Chrome OS Can't Compete with Microsoft Windows-Yet
Google's Chrome OS is being heralded as the next big thing in the operating system space. Google is saying Chrome OS is the next "logical step" for operating systems. It plans to bring its technology to netbooks by 2010, although Acer and Hewlett-Packard hope to have Chrome OS on their netbooks by the end of 2009.
In either case, some are already saying that with Chrome OS, Google is taking aim at
Microsoft. It's going to be the Windows killer, they say. Unless Microsoft
responds soon, Chrome OS will take the lead on the Web and Microsoft might not
be able to stop it, they claim.
It's a fine hope. And it might be indicative of the kind of rabid sensationalism that follows any major announcement. But an objective look at what's going on in the operating system space reveals a much different story.
Although Chrome OS seems like it has what it takes to take on Windows, the
reality is, it doesn't have a shot. It's still an extremely underpowered
platform that can't provide the experience required by enterprise users.

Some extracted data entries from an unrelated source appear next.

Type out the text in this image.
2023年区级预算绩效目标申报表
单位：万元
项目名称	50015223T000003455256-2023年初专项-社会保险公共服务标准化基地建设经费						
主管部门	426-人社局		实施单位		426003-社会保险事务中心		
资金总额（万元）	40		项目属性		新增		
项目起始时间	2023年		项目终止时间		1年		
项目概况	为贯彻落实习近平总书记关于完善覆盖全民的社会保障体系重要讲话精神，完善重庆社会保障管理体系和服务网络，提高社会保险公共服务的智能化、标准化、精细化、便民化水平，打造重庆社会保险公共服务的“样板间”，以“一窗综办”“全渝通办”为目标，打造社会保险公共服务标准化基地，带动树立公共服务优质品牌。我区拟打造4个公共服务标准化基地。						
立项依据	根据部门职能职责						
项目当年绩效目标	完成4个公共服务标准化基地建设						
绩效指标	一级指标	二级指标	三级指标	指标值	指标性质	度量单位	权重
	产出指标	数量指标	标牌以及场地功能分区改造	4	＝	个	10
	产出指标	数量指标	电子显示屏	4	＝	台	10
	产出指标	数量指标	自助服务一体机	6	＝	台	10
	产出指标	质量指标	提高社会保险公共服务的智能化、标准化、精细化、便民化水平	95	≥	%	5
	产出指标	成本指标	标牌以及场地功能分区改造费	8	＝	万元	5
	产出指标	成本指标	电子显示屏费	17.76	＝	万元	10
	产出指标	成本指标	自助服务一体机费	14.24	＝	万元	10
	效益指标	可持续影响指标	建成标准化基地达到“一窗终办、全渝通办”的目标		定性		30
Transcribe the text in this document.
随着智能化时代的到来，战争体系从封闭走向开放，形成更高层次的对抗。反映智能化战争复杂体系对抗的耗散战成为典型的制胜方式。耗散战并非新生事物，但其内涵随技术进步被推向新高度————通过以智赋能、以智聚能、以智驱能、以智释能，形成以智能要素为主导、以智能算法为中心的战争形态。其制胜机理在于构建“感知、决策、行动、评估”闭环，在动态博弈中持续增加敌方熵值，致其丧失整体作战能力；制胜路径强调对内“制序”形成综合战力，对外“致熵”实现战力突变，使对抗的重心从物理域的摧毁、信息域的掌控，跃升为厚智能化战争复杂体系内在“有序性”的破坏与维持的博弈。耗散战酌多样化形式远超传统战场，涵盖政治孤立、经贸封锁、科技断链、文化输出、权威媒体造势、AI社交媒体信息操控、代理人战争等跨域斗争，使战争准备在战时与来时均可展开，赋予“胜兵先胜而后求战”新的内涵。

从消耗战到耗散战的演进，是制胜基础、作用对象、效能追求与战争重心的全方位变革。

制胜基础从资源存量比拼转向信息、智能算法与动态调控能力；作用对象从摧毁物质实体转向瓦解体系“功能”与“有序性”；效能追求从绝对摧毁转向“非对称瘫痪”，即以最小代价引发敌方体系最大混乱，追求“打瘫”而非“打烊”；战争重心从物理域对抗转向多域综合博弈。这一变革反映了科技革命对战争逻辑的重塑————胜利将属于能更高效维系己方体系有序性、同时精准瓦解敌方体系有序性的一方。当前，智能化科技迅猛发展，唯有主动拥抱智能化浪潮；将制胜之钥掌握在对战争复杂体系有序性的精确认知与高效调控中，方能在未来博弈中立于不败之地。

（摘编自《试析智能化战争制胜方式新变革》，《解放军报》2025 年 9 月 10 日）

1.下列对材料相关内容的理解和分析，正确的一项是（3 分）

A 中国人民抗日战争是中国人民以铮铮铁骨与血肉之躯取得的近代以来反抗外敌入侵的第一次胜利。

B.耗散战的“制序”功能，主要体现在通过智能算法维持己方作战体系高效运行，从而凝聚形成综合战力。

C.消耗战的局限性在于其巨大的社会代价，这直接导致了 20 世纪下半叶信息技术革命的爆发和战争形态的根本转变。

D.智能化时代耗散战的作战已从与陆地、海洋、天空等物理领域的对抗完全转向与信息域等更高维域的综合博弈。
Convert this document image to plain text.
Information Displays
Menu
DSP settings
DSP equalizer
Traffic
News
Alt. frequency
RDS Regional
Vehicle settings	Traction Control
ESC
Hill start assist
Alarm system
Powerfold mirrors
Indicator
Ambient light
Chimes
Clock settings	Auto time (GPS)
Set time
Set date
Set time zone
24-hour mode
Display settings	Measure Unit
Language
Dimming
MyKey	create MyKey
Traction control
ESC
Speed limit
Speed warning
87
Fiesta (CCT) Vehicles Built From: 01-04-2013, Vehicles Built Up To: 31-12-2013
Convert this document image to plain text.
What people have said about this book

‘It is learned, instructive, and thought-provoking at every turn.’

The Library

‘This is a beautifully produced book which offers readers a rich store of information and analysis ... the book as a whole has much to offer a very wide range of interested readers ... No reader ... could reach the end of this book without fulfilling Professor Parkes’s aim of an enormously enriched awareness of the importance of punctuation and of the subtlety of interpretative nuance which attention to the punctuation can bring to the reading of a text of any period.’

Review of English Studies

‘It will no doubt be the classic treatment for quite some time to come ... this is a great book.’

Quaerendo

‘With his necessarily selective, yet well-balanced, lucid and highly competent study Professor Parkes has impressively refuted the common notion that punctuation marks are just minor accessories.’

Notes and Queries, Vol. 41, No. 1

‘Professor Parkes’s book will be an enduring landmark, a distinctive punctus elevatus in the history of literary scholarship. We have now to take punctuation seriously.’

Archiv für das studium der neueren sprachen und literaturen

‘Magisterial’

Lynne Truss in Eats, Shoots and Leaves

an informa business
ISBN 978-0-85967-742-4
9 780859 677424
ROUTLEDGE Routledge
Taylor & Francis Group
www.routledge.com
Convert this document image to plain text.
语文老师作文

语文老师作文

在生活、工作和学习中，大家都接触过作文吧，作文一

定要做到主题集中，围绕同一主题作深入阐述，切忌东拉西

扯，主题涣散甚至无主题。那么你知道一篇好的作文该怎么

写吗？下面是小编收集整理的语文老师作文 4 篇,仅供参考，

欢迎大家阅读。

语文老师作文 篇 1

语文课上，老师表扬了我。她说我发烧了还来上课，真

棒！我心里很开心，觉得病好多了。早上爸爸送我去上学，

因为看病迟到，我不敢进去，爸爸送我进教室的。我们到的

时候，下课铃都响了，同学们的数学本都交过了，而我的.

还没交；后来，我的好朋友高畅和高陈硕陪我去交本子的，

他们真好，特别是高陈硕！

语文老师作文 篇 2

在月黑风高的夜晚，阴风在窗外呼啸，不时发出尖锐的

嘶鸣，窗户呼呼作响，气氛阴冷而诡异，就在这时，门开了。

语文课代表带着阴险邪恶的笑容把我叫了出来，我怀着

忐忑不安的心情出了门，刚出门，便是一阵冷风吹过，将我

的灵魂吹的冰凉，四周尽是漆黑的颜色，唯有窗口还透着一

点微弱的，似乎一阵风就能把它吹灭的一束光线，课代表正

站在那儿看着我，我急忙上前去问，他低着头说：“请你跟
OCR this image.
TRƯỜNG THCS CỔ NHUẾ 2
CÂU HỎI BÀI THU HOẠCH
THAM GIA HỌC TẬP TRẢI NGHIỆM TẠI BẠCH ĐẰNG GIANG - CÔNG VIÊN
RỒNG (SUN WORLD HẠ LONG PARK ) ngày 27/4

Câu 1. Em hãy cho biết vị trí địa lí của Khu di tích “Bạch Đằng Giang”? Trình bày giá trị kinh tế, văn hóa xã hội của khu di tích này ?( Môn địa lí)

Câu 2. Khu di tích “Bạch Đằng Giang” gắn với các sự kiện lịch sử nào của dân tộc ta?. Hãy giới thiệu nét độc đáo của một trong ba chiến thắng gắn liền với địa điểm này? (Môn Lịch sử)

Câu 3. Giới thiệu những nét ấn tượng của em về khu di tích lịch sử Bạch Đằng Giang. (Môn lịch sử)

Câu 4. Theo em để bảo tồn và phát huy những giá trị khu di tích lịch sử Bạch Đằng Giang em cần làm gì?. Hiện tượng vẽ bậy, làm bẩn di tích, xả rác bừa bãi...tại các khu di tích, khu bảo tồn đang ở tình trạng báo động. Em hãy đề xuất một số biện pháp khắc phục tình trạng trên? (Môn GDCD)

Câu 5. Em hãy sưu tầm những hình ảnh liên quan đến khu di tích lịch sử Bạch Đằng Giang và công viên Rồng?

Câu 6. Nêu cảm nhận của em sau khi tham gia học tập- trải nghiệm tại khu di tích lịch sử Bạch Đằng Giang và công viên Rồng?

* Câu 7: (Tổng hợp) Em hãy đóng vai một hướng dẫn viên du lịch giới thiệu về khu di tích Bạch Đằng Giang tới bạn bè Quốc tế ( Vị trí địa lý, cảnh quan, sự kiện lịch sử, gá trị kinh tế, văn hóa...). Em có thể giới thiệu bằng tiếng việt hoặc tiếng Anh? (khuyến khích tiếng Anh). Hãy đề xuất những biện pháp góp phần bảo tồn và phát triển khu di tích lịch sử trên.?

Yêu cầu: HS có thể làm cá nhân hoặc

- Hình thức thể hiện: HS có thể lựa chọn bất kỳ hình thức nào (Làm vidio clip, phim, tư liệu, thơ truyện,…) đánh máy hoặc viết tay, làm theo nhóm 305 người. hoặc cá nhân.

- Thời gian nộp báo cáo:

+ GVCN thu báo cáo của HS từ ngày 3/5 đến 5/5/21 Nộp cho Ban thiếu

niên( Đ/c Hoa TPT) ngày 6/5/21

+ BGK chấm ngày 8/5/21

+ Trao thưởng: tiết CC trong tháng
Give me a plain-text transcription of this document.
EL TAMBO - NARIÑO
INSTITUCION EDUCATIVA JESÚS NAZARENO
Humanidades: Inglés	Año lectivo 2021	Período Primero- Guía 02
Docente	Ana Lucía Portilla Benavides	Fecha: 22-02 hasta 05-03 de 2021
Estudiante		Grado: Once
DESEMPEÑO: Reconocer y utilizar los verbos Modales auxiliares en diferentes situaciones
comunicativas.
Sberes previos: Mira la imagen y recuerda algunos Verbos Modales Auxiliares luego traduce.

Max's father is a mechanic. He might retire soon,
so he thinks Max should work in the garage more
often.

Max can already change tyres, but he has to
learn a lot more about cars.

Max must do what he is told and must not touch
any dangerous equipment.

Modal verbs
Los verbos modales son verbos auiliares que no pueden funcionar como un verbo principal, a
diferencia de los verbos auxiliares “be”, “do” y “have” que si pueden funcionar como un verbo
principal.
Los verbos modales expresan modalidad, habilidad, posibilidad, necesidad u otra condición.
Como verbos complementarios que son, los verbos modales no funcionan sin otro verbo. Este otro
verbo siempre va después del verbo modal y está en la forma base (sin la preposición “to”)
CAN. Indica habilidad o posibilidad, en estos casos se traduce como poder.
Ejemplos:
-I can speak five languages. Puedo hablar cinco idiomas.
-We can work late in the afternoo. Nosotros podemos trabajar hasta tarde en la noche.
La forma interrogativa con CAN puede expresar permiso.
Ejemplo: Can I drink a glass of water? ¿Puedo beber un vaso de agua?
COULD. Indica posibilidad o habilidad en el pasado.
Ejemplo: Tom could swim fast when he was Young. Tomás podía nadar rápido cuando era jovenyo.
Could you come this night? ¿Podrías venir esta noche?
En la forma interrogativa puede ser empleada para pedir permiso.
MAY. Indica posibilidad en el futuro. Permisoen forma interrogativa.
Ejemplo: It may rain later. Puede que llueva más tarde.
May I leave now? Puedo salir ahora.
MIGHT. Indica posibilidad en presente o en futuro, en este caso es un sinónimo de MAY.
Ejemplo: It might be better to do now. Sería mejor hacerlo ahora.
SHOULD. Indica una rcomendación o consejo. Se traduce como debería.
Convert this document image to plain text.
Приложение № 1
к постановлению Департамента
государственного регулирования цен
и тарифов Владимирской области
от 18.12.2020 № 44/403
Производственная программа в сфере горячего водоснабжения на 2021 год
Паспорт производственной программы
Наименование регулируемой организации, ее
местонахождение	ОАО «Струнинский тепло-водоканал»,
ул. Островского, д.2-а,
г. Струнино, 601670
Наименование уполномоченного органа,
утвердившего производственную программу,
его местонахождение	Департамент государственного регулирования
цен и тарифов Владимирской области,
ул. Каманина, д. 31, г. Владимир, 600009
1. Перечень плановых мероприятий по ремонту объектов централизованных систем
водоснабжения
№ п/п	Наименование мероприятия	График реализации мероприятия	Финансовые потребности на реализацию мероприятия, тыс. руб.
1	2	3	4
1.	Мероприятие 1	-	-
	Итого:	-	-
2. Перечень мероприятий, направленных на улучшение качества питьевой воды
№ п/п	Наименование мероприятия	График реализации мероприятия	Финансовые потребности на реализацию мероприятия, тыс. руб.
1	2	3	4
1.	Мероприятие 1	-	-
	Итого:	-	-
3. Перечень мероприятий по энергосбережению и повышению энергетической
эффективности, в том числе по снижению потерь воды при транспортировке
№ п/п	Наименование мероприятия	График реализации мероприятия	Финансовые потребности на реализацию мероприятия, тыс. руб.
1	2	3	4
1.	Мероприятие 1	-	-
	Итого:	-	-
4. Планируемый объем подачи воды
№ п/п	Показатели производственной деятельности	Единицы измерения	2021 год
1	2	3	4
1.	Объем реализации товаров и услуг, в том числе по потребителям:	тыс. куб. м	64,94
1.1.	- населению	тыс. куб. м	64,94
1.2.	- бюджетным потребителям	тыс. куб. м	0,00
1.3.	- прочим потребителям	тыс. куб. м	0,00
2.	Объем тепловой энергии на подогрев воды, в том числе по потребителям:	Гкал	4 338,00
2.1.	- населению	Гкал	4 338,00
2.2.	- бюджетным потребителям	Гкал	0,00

And, by
the looks of things, that kind of functionality won't be coming any time soon.
In the business world, applications are everything. Without them, companies couldn't do business. It's as simple as that. That's the main reason why Chrome OS just doesn't have what it takes to be a contender at any point in the next couple years.
Companies require powerful software. Right now, Windows can appeal to that desire. IT managers can simply install required software on their computers, deploy it across the network and allow employees to perform the duties of their jobs. That means accounting companies can access all their high-powered tax and auditing tools. Design businesses can use Photoshop. And health businesses can access client records and medical databases.
When Chrome OS ships, companies won't have that luxury. It will take many months and years of development before there is a wide range of business applications running on Chrome OS. Enterprises won't have an incentive to move to Chrome until there is an adequate selection of programs that help them run their operations online.
And isn't that the biggest problem companies face? If
the software isn't available, company employees can't do their jobs. And to the
corporate world, that's unacceptable.
The great unknown
The enterprise is notoriously averse to change. Once a company finds software that it likes or it uses an operating system it deems reliable, chances are, it won't stray. Nowhere is that more evident than in the state of Microsoft's market share in the enterprise over the past decade. It has remained relatively static. It is the dominant force in the corporate world.
What makes anyone think Chrome OS can change that? Sure, Web-based operating systems might be the future, but just how secure will Chrome OS be? Is it capable of running applications that the enterprise requires? Will it provide an experience that will make it a treat to use?
So far, these questions can't be answered. Until the answers are known, there isn't the slightest chance that the enterprise will care.
What about Windows?
Windows also plays into this issue. Chrome OS might be capturing the spotlight with its operating system for netbooks, but Microsoft is offering Windows 7 Starter Edition, designed specifically for netbooks, months before Chrome OS hits the Web. Microsoft has promised big things for its netbook integration.
It's also important to remember that Microsoft is going to the Web too. Its Gazelle browser-based operating system might give Chrome OS a real problem. Microsoft hasn't revealed too many details about the software, but if it can get Office working well in the browser and follow that up with full support for Windows applications, Chrome OS might be a thing of the past.
But that doesn't mean Chrome OS doesn't have a shot. During the next year, there's little doubt that Chrome OS can't compete with Windows. It simply doesn't have the power requirements needed to make it work. But as long as it's a success in the netbook space, Google will undoubtedly start working on improving the platform to make it work well on more powerful computers. At the same time, it will work with developers to bring important applications to the platform. And if it can prove that it provides a secure, reliable experience, it could give Microsoft a tough time.
But that's still far away. Until then, look for Google to be the also-ran in the operating system market.